The wolves did not appear alarmed until they saw me begin to dance up and down in helpless fury, waving the useless rifle and hurling imprecations at their cocked ears; whereupon they exchanged quizzical looks and silently withdrew out of my sight.
I too withdrew, for I was in no fit mental state to carry on with my exacting scientific duties. To tell the truth, I was in no fit mental state to do anything except hurry home to Mike's and seek solace for my tattered nerves and frayed vanity in the bottom of a jar of wolf-juice.

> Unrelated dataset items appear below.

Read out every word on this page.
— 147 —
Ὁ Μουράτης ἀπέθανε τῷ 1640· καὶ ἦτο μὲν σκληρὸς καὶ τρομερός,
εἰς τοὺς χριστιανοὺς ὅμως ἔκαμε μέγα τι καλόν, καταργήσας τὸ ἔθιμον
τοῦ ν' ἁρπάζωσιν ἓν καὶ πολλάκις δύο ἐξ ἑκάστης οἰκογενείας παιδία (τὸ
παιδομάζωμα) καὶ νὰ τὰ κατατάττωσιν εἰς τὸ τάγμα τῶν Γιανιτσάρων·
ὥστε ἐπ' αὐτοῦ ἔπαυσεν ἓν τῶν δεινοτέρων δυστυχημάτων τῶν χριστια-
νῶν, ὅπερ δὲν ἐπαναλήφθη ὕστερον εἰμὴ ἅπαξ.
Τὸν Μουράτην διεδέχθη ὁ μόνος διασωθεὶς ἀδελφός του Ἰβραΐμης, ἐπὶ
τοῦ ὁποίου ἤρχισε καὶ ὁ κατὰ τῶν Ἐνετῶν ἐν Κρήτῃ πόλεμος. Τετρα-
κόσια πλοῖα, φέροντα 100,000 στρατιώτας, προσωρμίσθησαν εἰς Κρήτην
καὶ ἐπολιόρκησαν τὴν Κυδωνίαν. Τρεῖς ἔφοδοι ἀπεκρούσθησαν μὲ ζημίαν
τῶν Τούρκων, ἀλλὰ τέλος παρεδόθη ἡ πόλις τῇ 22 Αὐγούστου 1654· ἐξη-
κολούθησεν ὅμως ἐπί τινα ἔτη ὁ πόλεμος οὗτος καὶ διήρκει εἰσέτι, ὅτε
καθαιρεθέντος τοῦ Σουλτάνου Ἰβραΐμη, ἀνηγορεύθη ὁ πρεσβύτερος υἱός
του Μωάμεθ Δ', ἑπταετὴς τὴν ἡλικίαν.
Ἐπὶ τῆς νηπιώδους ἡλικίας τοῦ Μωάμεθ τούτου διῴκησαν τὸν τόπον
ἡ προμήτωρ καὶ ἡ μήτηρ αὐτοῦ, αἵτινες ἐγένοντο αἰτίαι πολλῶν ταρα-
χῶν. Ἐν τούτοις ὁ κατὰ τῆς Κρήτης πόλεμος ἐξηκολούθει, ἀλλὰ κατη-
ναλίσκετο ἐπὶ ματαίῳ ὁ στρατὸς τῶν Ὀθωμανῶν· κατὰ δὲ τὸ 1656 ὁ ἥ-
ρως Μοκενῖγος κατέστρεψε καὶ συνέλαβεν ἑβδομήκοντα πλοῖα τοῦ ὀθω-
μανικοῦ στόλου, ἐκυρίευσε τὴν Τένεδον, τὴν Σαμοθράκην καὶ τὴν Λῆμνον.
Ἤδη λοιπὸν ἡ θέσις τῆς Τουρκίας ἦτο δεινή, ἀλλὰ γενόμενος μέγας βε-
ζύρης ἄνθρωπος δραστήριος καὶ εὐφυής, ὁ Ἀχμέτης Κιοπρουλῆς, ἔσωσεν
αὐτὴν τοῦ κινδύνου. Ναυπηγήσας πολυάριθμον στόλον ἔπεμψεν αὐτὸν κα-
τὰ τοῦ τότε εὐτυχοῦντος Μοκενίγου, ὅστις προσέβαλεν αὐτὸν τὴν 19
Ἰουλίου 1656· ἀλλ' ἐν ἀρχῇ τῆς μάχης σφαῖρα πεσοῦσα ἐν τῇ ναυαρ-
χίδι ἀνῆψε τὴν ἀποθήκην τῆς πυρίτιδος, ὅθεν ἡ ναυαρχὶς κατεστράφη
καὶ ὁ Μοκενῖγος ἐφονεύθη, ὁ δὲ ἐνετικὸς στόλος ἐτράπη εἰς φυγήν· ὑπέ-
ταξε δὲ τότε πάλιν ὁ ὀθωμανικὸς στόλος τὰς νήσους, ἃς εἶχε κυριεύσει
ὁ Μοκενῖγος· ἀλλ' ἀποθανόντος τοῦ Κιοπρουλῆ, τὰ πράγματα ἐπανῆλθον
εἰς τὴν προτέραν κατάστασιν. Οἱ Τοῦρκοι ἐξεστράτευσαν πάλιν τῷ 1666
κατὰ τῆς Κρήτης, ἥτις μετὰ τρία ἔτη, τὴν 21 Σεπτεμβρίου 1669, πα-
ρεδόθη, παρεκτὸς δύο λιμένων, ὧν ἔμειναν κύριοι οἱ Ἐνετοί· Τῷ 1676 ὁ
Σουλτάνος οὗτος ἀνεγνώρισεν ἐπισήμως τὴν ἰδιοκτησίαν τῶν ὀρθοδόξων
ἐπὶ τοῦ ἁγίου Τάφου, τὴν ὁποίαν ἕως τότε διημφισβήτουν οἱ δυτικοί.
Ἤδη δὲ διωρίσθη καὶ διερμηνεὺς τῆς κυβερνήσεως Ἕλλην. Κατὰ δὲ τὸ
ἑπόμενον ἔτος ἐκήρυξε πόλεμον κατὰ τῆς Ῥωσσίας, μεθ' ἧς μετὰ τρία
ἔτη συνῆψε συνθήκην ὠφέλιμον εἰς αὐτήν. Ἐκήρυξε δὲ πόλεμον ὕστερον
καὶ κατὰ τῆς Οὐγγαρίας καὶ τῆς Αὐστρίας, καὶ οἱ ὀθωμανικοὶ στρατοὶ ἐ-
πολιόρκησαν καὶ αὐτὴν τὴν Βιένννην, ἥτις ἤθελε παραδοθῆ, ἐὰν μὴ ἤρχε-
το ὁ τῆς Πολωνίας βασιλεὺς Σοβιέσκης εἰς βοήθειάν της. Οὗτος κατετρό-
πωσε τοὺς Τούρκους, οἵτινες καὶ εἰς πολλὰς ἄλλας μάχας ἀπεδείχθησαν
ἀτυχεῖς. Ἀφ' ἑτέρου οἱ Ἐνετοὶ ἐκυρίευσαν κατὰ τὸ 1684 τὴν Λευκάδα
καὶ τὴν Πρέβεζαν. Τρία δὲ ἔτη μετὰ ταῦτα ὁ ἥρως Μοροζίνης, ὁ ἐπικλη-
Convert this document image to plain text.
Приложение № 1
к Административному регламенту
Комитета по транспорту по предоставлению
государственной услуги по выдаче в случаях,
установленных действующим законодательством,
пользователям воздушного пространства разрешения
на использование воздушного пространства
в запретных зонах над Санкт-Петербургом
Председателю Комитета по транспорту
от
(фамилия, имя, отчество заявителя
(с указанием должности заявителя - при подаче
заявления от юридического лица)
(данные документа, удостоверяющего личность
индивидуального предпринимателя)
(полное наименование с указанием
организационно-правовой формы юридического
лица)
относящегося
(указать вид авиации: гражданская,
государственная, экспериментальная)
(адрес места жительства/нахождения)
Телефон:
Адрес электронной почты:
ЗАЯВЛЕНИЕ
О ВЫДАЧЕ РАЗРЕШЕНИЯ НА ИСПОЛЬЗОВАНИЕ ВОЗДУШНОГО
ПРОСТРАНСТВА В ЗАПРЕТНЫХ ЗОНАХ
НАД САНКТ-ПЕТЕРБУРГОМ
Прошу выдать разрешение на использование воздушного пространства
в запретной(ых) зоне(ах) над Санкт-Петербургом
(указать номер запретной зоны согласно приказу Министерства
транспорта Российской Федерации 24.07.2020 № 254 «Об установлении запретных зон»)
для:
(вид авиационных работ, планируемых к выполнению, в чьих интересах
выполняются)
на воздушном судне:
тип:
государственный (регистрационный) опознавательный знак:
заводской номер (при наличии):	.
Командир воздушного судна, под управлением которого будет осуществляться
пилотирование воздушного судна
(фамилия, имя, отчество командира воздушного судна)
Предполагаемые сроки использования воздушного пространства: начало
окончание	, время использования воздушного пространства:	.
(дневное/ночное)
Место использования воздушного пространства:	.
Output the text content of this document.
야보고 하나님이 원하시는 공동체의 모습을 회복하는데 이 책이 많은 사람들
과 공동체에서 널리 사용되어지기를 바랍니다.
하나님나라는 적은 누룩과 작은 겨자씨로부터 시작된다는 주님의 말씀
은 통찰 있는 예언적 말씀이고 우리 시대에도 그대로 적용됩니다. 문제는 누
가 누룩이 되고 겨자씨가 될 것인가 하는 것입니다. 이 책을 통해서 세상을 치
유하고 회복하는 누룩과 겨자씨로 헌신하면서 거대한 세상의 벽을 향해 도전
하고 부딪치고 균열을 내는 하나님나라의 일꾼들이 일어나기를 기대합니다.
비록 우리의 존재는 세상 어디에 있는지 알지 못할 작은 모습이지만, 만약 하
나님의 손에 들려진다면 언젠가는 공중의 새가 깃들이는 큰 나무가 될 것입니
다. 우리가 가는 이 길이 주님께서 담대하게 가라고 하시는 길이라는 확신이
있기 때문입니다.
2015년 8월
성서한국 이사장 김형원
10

I had a long and salutary session with the stuff that night, and as my spiritual bruises became less painful under its healing influence I reviewed the incidents of the past few days. Inescapably, the realization was being borne in upon my preconditioned mind that the centuries-old and universally accepted human concept of wolf character was a palpable lie. On three separate occasions in less than a week I had been completely at the mercy of these "savage killers"; but far from attempting to tear me limb from limb, they had displayed a restraint verging on contempt, even when I invaded their home and appeared to be posing a direct threat to the young pups.
This much was obvious, yet I was still strangely reluctant to let the myth go down the drain. Part of this reluctance was no doubt due to the thought that, by discarding the accepted concepts of wolf nature, I would be committing scientific treason; part of it to the knowledge that recognition of the truth would deprive my mission of its fine aura of danger and high adventure; and not the least part of that reluctance was probably due to my unwillingness to accept the fact that I had been made to look like a blithering idiot - not by my fellow man, but by mere brute beasts.
Nevertheless I persevered.
When I emerged from my session with the wolf-juice the following morning I was somewhat the worse for wear in a physical sense; but I was cleansed and purified spiritually. I had wrestled with my devils and I had won. I had made my decision that, from this hour onward, I would go open-minded into the lupine world and learn to see and know the wolves, not for what they were supposed to be, but for what they actually were.